Hurry Up Tomorrow: The Weeknd is Ready For His Closeup in Arty, Misery-esque Thriller

By Jim Slotek

Rating: B-

It’s ironic that the Toronto-raised music superstar Abel Tesfaye – a.k.a. the Weeknd – was so once ambivalent about fame that he resisted allowing people to see his face.

In the trippy, superficially autobiographical art-film/thriller Hurry Up Tomorrow, his face is all we see for a good while. And that’s not even counting the music video/ad for the recent album of the same name that runs before the feature so seamlessly that people at my screening thought it was the beginning of the movie (and laughed when they found out it wasn’t).

Jenna Ortega has the jump on the Weeknd in Hurry Up Tomorrow

The actual beginning of the movie features Tesfaye’s face even more close-up, as he replays a break-up voicemail in his head, takes a huff from an inhaler, washes it down with alcohol, and blubbers/rages over the break-up while his handlers buff him, put a cape on him like a prize-fighter heading into the arena and then send him into battle with his fears in front of the faithful.

I will admit, at this point, I was not expecting much, other than an extended ego wank, a messed-up star finding redemption.

But thankfully director-co-writer Trey Edward Shults (the horror thriller It Comes at Night) had darker and more interesting plans. As the Weeknd (in the movie Tesfaye plays a character with the same names, on and offstage) absorbs the audience’s love, we get glimpses of a young woman (Jenna Ortega) ugly-crying and pouring gasoline all over someone’s home.

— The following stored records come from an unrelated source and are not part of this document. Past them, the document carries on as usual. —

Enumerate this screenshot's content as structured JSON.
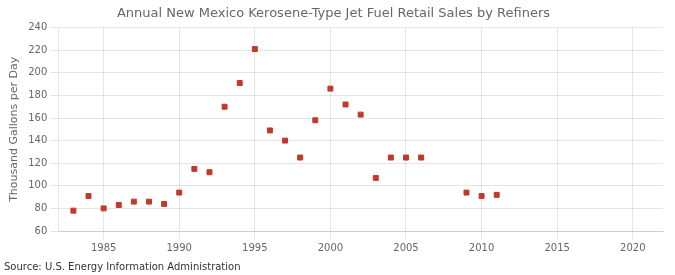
{
  "chart_data": {
    "type": "scatter",
    "title": "Annual New Mexico Kerosene-Type Jet Fuel Retail Sales by Refiners",
    "ylabel": "Thousand Gallons per Day",
    "source": "Source: U.S. Energy Information Administration",
    "x": [
      1983,
      1984,
      1985,
      1986,
      1987,
      1988,
      1989,
      1990,
      1991,
      1992,
      1993,
      1994,
      1995,
      1996,
      1997,
      1998,
      1999,
      2000,
      2001,
      2002,
      2003,
      2004,
      2005,
      2006,
      2009,
      2010,
      2011
    ],
    "values": [
      78,
      91,
      80,
      83,
      86,
      86,
      84,
      94,
      115,
      112,
      170,
      191,
      221,
      149,
      140,
      125,
      158,
      186,
      172,
      163,
      107,
      125,
      125,
      125,
      94,
      91,
      92
    ],
    "color": "#c0392b",
    "marker": "square",
    "xlim": [
      1982,
      2022
    ],
    "xticks": [
      1985,
      1990,
      1995,
      2000,
      2005,
      2010,
      2015,
      2020
    ],
    "ylim": [
      60,
      240
    ],
    "yticks": [
      60,
      80,
      100,
      120,
      140,
      160,
      180,
      200,
      220,
      240
    ],
    "grid": true
  }
}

No, she’s not the woman in Tesfaye’s voicemail. But she does pop a Weeknd album in her ancient SUV as she leaves the burning home behind.

What follows is equal parts fantastical and predictable – with a heavy nod to Stephen King’s Misery. The clearly unbalanced fan, Anima, shows up at the Weeknd’s next concert, just as he loses his voice and races off the stage. She eludes security backstage and they literally run into each other. For no apparent reason, he calls off security, and they set off together to have fun at a boardwalk carnival while wearing masks.

Like almost everything in the movie, the masked good time is a clear metaphor for fame and the loss of self.

After spending the night in a different hotel than where his team is staying, Tesfaye says his rote goodbye-I’ve-got-tour-to-join, which enrages his apparently teenaged one-night-stand. And, well…

This is where Shults gets to indulge his higher pretensions – particularly in the segments where an unconscious Tesfaye experiences hallucinations of an empty city, and an elevator descends to a hellish subterranean landscape where there is at least one very good jump-scare.

Once awake, Anima isn’t your usual captor. She dances wildly to his songs (her favourite song is, ahem, “Gasoline,” though she’s as big a fan of “Blinding Lights” as much as the next person) and she tries to get him to admit to the trauma that inspired them. I couldn’t help but think Anima is a surrogate for the real-life Tesfaye’s fear of interviews.

Eventually, Shults seems to run out of things to do with the concept, and the last act seems rushed and the denouement ambiguous. Where do the fantasies and visions stop and reality begins? Also, there are many mundane but pertinent questions that should pop into mind as the plot unravels.

Tesfaye has dipped his toe into acting before, but this is a deep dive. It turns out he has an expressive face, particularly when what he’s supposed to be expressing is shock and fear (he’s so good at it, that got laughs too).

But the heavy lifting is all Ortega (hey, don’t mess with Wednesday Addams), and Barry Keoghan (Saltburn) solidly plays The Weeknd’s best friend/manager, who keeps the superstar on course with pep talks and bumps of cocaine.

Tesfaye’s admitted musical influences include Prince, who made the definitive movie/album companion piece with Purple Rain. This is not that.

The songs in Hurry Up Tomorrow are not particularly showcased (with the title song being a key exception, embedded in the plot). And this is not a rousing movie that people are going to come away from energized.

Still, it’s an interesting approach to an extended ad for an album.